Top 5 Hours for Ask Post Points:
15:00 - 21.64
13:00 - 17.93
12:00 - 13.58
10:00 - 13.44
17:00 - 12.19

Top 5 Hours for Show Post Points:
12:00 - 20.91
11:00 - 19.26
13:00 - 17.02
19:00 - 16.06
06:00 - 15.99


The engagement pattern which emerges is remarkably similar to the comment metrics. The early afternoon in EST retains the highest engagement in both comments and points per post.

Notably, Ask HN posts have a much larger dropoff between the second and third highest points per hour, from 17.93 to 13.58, while the top 5 hours for Show HN posts only have a difference of just under 5 points per hour. This indicates that Show HN posts recieve points more consistently throughout the day than Ask HN posts in addition to recieving more overall.

### Accounting for posts without a positive vote total

In this dataset, no posts has 0 points. However, like when checking comment metrics, there are a large number of posts which have only 1 point, and these may affect the outcome.

In [16]:
# _p suffix indicates "with points"
ask_posts_p, show_posts_p, other_posts_p = split_posts(list(filter(lambda row: int(row[3]) > 1, hn)))

In [17]:
ask_posts_no_p_count = len(ask_posts) - len(ask_posts_p)
show_posts_no_p_count = len(show_posts) - len(show_posts_p)
print("Number of Ask HN posts with only 1 point:", len(ask_posts) - len(ask_posts_p),
            f"({ask_posts_no_p_count / len(ask_posts) * 100:.2f}%)")
print("Number of Show HN posts with only 1 point:", len(show_posts) - len(show_posts_p),
            f"({show_posts_no_p_count / len(show_posts) * 100:.2f}%)")

Number of Ask HN posts with only 1 point: 2515 (27.52%)
Number of Show HN posts with only 1 point: 1895 (18.66%)


As seen above, 27% of Ask HN posts recieved no additional points, compared to only 18% of Show HN posts.

In [18]:
avg_ask_points_p = avg_comments(ask_posts_p)
avg_show_points_p = avg_comments(show_posts_p)

print("Average points per Ask HN post with points:", avg_ask_points_p)
print("Average points per Show HN post with points:", avg_show_points_p)

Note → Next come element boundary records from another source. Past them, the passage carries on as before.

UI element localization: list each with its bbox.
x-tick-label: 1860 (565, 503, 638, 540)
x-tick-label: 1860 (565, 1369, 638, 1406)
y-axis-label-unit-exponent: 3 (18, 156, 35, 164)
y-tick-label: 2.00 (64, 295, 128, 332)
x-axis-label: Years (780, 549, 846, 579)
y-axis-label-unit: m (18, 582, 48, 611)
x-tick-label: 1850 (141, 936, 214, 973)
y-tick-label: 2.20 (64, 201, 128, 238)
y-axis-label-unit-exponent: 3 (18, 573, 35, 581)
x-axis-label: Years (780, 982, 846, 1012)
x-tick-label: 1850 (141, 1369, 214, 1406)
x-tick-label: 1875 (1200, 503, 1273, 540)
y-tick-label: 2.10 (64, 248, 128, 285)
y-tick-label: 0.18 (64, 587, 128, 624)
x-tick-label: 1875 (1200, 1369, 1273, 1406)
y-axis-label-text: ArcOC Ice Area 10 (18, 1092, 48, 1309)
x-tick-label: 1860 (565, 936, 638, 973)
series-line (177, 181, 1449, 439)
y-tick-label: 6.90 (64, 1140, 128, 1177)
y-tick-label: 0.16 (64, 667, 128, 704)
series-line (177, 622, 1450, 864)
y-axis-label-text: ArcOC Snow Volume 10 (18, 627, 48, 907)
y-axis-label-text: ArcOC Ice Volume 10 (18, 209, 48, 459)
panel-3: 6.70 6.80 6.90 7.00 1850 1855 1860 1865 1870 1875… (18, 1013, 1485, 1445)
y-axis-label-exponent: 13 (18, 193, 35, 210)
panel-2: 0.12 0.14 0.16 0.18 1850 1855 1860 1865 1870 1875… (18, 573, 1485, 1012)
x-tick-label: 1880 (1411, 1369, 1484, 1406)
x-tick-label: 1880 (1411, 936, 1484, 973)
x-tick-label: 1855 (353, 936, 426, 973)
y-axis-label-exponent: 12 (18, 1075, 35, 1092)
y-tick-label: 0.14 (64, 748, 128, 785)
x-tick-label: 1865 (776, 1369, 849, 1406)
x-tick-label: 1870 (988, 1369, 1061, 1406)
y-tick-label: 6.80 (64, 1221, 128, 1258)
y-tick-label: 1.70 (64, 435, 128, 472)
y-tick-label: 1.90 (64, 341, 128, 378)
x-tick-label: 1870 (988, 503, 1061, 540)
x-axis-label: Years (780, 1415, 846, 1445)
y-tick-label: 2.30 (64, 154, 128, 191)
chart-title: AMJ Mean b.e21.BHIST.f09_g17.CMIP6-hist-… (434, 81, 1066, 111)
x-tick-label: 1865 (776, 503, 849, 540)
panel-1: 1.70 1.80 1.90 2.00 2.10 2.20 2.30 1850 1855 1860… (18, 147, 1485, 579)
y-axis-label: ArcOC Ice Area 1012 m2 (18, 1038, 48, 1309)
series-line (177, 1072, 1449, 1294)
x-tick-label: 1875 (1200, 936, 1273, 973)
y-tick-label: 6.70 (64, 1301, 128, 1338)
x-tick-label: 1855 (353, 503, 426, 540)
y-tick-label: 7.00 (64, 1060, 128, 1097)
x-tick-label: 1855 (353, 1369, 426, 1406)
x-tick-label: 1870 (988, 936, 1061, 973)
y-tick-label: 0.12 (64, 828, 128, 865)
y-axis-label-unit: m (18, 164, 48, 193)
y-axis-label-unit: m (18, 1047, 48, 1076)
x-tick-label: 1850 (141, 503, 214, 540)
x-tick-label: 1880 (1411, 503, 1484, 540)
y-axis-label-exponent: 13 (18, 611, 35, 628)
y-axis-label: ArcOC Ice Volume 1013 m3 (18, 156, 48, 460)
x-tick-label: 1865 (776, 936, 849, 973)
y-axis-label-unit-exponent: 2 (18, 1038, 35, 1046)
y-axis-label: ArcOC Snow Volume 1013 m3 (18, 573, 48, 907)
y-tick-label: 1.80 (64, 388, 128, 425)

Average points per Ask HN post with points: 13.9
Average points per Show HN post with points: 5.93


This greatly changes our analysis. Of posts that recieved points, Ask HN posts recieved an average of more than twice as many points as Show HN posts. This indicates that while an Ask HN post is less likely to recieve any interaction, when it does it typically gets more than a Show HN post.

## Conclusions

Based on what we have learned from this data, we have a few key points to take away:

* Posts made in the early afternoon in EST recieve the most interaction overall
* Show HN posts are more likely than Ask HN posts to recieve interaction
* Of posts that do recieve interaction, Ask HN posts recieve more comments and points on average

Based on this information, the most popular type of post overall would be an Ask HN post made at 3PM EST.